Anyway, the more I thought about it, the idea that tobacco smoke could get into developing babies’ lungs began to do extreme violence to my understanding of human physiology, and replace it with a notion of the interior milieu of human beings as a pretty airy place, like Victoria station, in which tobacco smoke could easily blow from one end to the other, and where there might even be No Smoking signs everywhere. And it also began to do damage to my idea of air travel. In fact, it began to completely dismantle everything I thought I knew about absolutely everything.
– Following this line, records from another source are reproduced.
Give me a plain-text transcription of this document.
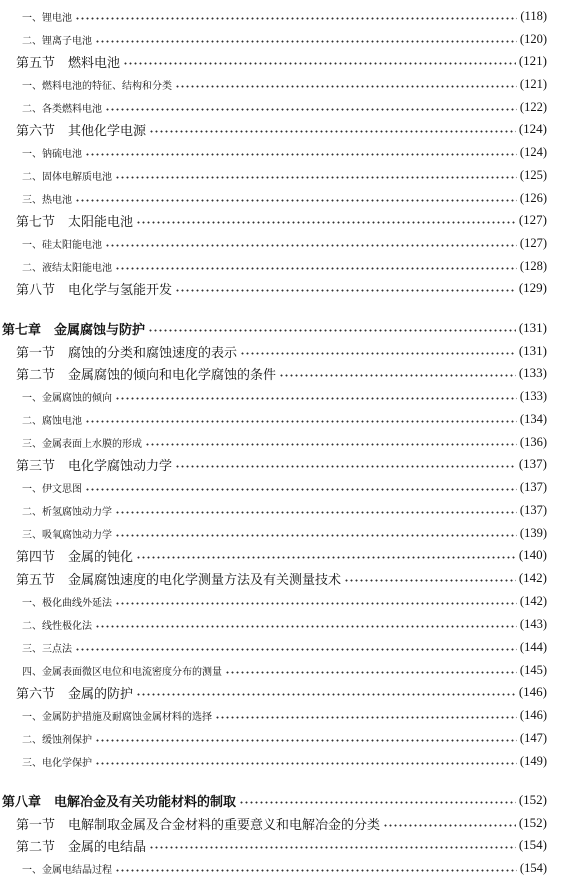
一、锂电池	(118)
二、锂离子电池	(120)
第五节　燃料电池	(121)
一、燃料电池的特征、结构和分类	(121)
二、各类燃料电池	(122)
第六节　其他化学电源	(124)
一、钠硫电池	(124)
二、固体电解质电池	(125)
三、热电池	(126)
第七节　太阳能电池	(127)
一、硅太阳能电池	(127)
二、液结太阳能电池	(128)
第八节　电化学与氢能开发	(129)
第七章　金属腐蚀与防护	(131)
第一节　腐蚀的分类和腐蚀速度的表示	(131)
第二节　金属腐蚀的倾向和电化学腐蚀的条件	(133)
一、金属腐蚀的倾向	(133)
二、腐蚀电池	(134)
三、金属表面上水膜的形成	(136)
第三节　电化学腐蚀动力学	(137)
一、伊文思图	(137)
二、析氢腐蚀动力学	(137)
三、吸氧腐蚀动力学	(139)
第四节　金属的钝化	(140)
第五节　金属腐蚀速度的电化学测量方法及有关测量技术	(142)
一、极化曲线外延法	(142)
二、线性极化法	(143)
三、三点法	(144)
四、金属表面微区电位和电流密度分布的测量	(145)
第六节　金属的防护	(146)
一、金属防护措施及耐腐蚀金属材料的选择	(146)
二、缓蚀剂保护	(147)
三、电化学保护	(149)
第八章　电解冶金及有关功能材料的制取	(152)
第一节　电解制取金属及合金材料的重要意义和电解冶金的分类	(152)
第二节　金属的电结晶	(154)
一、金属电结晶过程	(154)
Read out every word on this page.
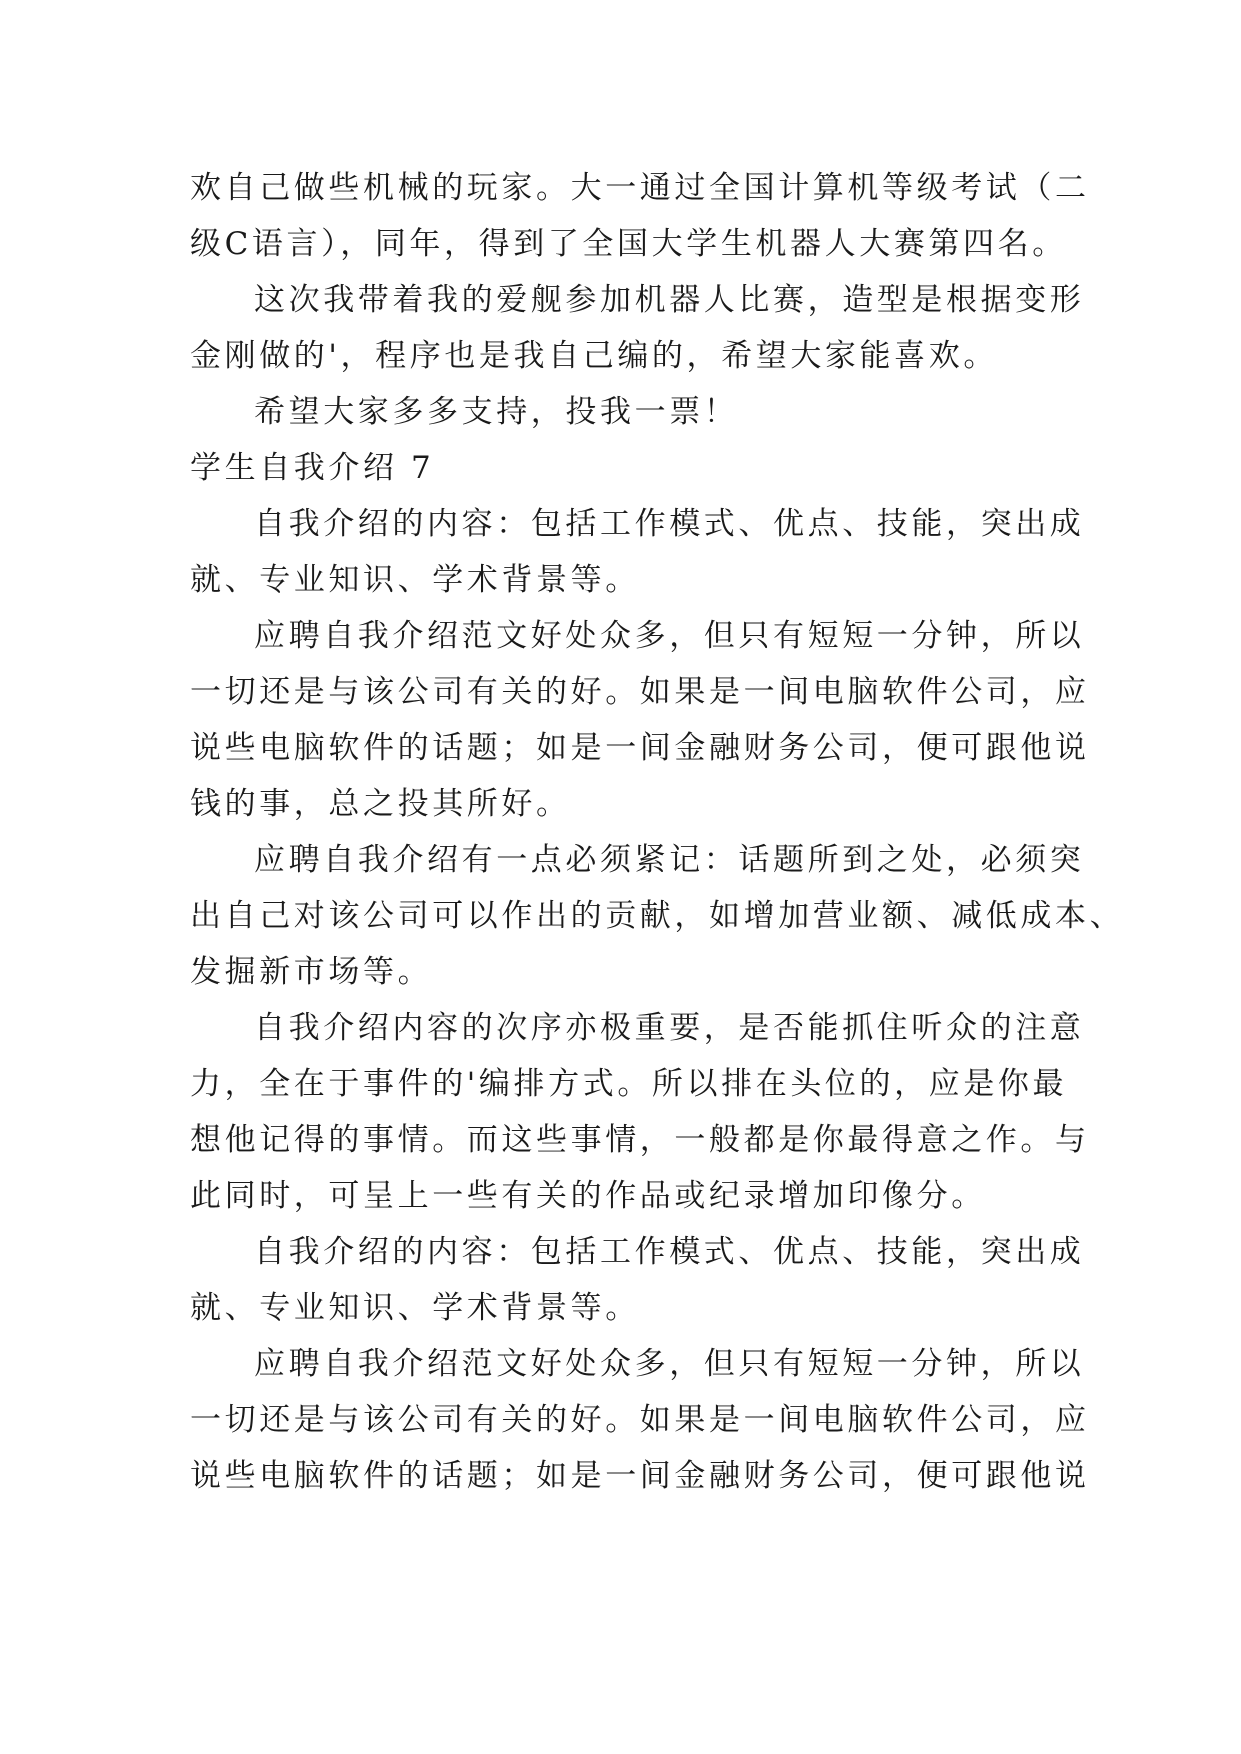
欢自己做些机械的玩家。大一通过全国计算机等级考试（二
级C语言），同年，得到了全国大学生机器人大赛第四名。
这次我带着我的爱舰参加机器人比赛，造型是根据变形
金刚做的'，程序也是我自己编的，希望大家能喜欢。
希望大家多多支持，投我一票！
学生自我介绍 7
自我介绍的内容：包括工作模式、优点、技能，突出成
就、专业知识、学术背景等。
应聘自我介绍范文好处众多，但只有短短一分钟，所以
一切还是与该公司有关的好。如果是一间电脑软件公司，应
说些电脑软件的话题；如是一间金融财务公司，便可跟他说
钱的事，总之投其所好。
应聘自我介绍有一点必须紧记：话题所到之处，必须突
出自己对该公司可以作出的贡献，如增加营业额、减低成本、
发掘新市场等。
自我介绍内容的次序亦极重要，是否能抓住听众的注意
力，全在于事件的'编排方式。所以排在头位的，应是你最
想他记得的事情。而这些事情，一般都是你最得意之作。与
此同时，可呈上一些有关的作品或纪录增加印像分。
自我介绍的内容：包括工作模式、优点、技能，突出成
就、专业知识、学术背景等。
应聘自我介绍范文好处众多，但只有短短一分钟，所以
一切还是与该公司有关的好。如果是一间电脑软件公司，应
说些电脑软件的话题；如是一间金融财务公司，便可跟他说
I think I’m going to write to Dr Julia Dratva, of the Swiss Tropical and Public Health Institute, and ask her how tobacco smoke manages to get to the placenta. Perhaps she’ll write back and say that it just blows in there, because a woman’s womb is much like Victoria station, and smoke easily blows around inside it, and that we’re all hollow inside, a bit like inflatable dolls, and we could have the air inside us squeezed out, and be rolled up into little bundles, for easy transportation by Easyjet.

But if she replies and says, “Oh no, smoke doesn’t get in there. It’s only some of the constituents of smoke that get there – via the blood stream from the lungs,” I’ll ask her to request that the Washington Post correct their article, by adding “the constituents of”, and to apologise to any readers who gained the misapprehension that people were hollow inside like Victoria station, and could have the air squeezed out of them, and be rolled up into little bundles for easy transportation.

Like Frank Davis in England, for example.

Anyway, here’s Bryan Ferry singing Smoke Gets In Your Eyes…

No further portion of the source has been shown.